この様な背景から、現在の主要なブラウザとレンダリングエンジンは以下の様になっています。
現在のレンダリングエンジンとブラウザ
ブラウザ | レンダリングエンジン | ベンダープレフィックス |
---|---|---|
Chrome | Blink | -webkit- |
Safari | Webkit | -webkit- |
Opera | Blink | -webkit- |
Firefox | Gecko | -moz- |
InternetExplorer | Trident | -ms- |
MicrosoftEdge | Blink | -webkit- |
これからの開発においては -webkit-
と -moz-
のみ意識することになりそうです。
ベンダープレフィックスの必要性の調査
ベンダープレフィックスをつける前に、-webkit-
と -moz-
が必要なプロパティかどうかを調査する必要があります。
MDNで確認
基本的にはMDNでプロパティを調べると、ブラウザの互換性の欄に「どのブラウザでサポートされているか」や「どのベンダープレフィックスが必要か」まで記載されています。
Can I Use... で確認
他にもCan I Use ...を利用するのも便利です。(会社の人に教えてもらいました)

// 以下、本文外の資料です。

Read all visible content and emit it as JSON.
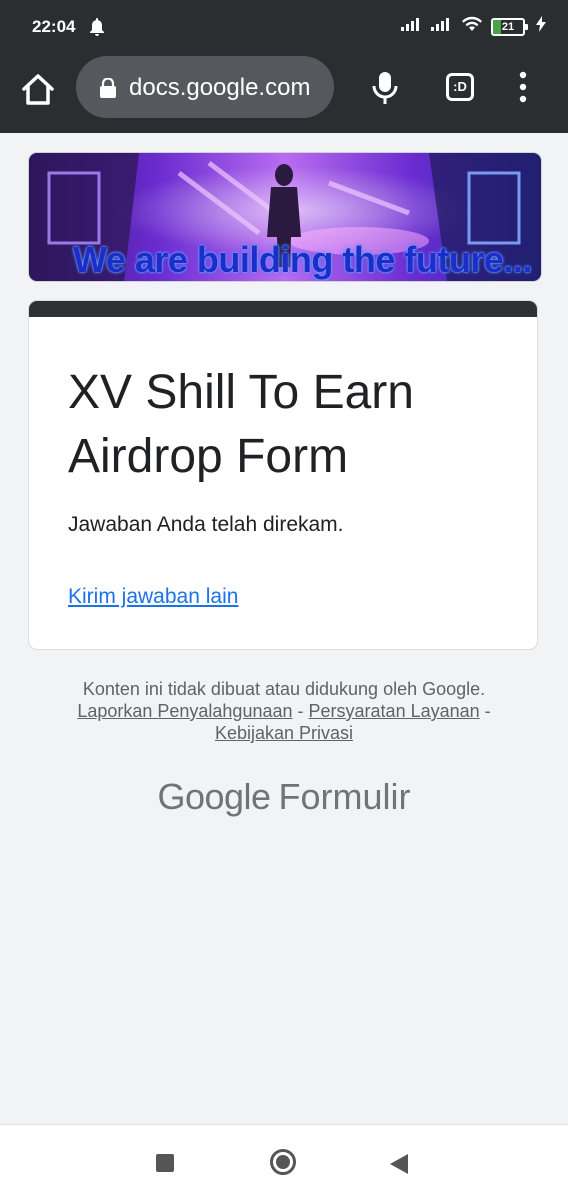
{
  "status_bar": {
    "time": "22:04",
    "battery_level": "21",
    "icons": [
      "notification-bell-icon",
      "signal-icon",
      "signal-icon",
      "wifi-icon",
      "battery-icon",
      "charging-icon"
    ]
  },
  "browser": {
    "url": "docs.google.com",
    "tab_count_label": ":D",
    "icons": [
      "home-icon",
      "lock-icon",
      "mic-icon",
      "tab-switcher-icon",
      "more-vert-icon"
    ]
  },
  "banner": {
    "text": "We are building the future..."
  },
  "form": {
    "title": "XV Shill To Earn Airdrop Form",
    "confirmation": "Jawaban Anda telah direkam.",
    "submit_another_link": "Kirim jawaban lain"
  },
  "footer": {
    "disclaimer": "Konten ini tidak dibuat atau didukung oleh Google.",
    "report_abuse": "Laporkan Penyalahgunaan",
    "separator": "-",
    "terms": "Persyaratan Layanan",
    "privacy": "Kebijakan Privasi",
    "brand_google": "Google",
    "brand_product": "Formulir"
  },
  "nav_bar": {
    "icons": [
      "recents-square-icon",
      "home-circle-icon",
      "back-triangle-icon"
    ]
  },
  "colors": {
    "chrome_dark": "#2b2e31",
    "omnibox": "#55595d",
    "link_blue": "#1a73e8",
    "page_bg": "#f1f3f4",
    "banner_text": "#1c2ec9"
  }
}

確認したいプロパティ名を入力するだけて各ブラウザのサポート状況やベンダープレフィックスが必要かを表示してくれます。
バージョンごとにまとめられた表があるので、こちらの方がUI的に確認しやすいです。
おわりに
ベンダープレフィックスについて調べることでブラウザの歴史やレンダリングエンジン採用の歴史について少し理解が深まった気がします。
一方でそもそもベンダープレフィックスが必要な状況に違和感も感じました。
ブラウザーベンダーは、実験的な機能にベンダー接頭辞をつけることをやめるようになってきています。ウェブ開発者は、実験的な機能であるにもかかわらず、実運用のウェブサイトで使用し続けてきました。これはブラウザーベンダーが互換性を維持して、新しい機能を導入することを困難にしてしまいました。これはシェアの小さなブラウザーにとっても有害で、有名なウェブサイトを読み込むために他のブラウザーの接頭辞を追加せざるを得ない結果になりました。
引用:https://developer.mozilla.org/ja/docs/Glossary/Vendor_Prefix
公式でも言っているようにベンダープレフィックスを付ける必要があること自体に問題がある気がします。
実装やPRレビューの際に調査に時間を使いたくないですし。。。
InternetExplorerもお亡くなりになりましたし、そのうちベンダープレフィックスを考える必要のない、優しい世界になってほしいです。
以前読んだ2000年代のHTMLコーディングの記事を読めばワガママも言ってられないとも思いますが。。。